McLuhan felt that, for the most part, traditional art was no longer serving this purpose.
"McLuhan believed that electronic environments were molding people on a scale that was greater than any artwork, and that, therefore, artists should embrace the technologies of the future," says Dobbs.


McLuhan's oft-cited example of his theory in practice was James Joyce's Finnegans Wake, a book Dobbs says mirrors the media environment of radio, which was dominant in the 1930s. The book was finished in 1939.


McLuhan's theory on media was divided between old "analog media" (newspapers, radio, TV) and forms of digital media that were in early stages of development in the 1960s and 1970s, and now are common in the home computer age.

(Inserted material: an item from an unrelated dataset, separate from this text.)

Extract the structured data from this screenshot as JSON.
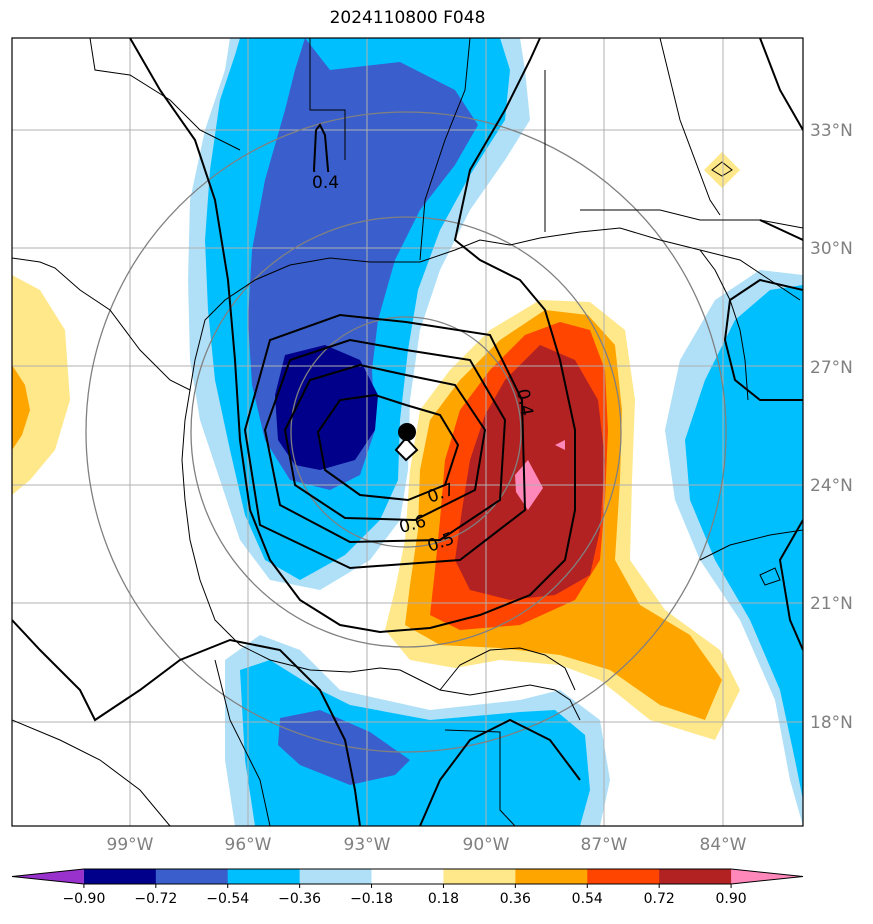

McLuhan, understanding information overload and short attention spans, would often express his philosophy in catch phrases and sound bite quotes.His catch phrase for old media was that the "medium is the message."
"By this, he meant that in mass media environments, people are molded not only by the content but by a sensory bias specific to the medium," says Dobbs.
For digital media, he adopted a different adage, that the "user is the content."
"Once VCRs, and eventually computers, became readily available, it gave more control to the user," says Dobbs. "Now you can control the time that information is fed to you.
"With PCs and workstations and the internet, people are able to interact and have more of a choice. The user can mold and manipulate the content."
"Generation X is still somewhat in the clutches of old media. Generation Y, the younger generation, however, laughs at the old mass media. That's why Jon Stewart (host of the Daily Show, a news spoof television program) is more powerful than Dan Rather," says Dobbs.
"Now the flip side is that sometimes with digital media the user tends to think he's in control, when he's really being fed information in the same form of old media."
In November and December 1981, after McLuhan's death, Dobbs sifted through decades of McLuhan's letters, essays, manuscripts and notes, making chronological sense out of the materials.
"I had known McLuhan for years," says Dobbs. "His family knew I knew him. "I knew the history of his work. So I was asked to organize McLuhan's 'garbage', so to speak — all of the filing cabinets and boxes that were in his house."
The results of Dobbs' work now rest with the National Archives in Ottawa, as McLuhan was Canadian.
McLuhan's heyday of popularity was in the 1960s, starting with the release of Understanding Media in 1964, and reaching its peak in the late 1960s.
"His ideas were kind of a youth culture fad at that point," says Dobbs. "He also went through a period in the 1970s where it was not cool to like him."
Dobbs considers McLuhan's best proteges to be futurist authors Charles Reich, Alvin Toffler and John Naisbitt.
But Dobbs suggests that perhaps today's information age is not ripe for theorists like McLuhan to be viewed as leaders or idolized in popular culture.
"These days there seems to be no need for gurus speaking for society," says Dobbs. "Society is so fragmented by digital media and full of micro-gurus, all reaching their small enclaves."
"The closest equivalent that I can think of to the sort of gurus with mass reach that there used to be would be Wired magazine, where the magazine itself has become the guru," says Dobbs.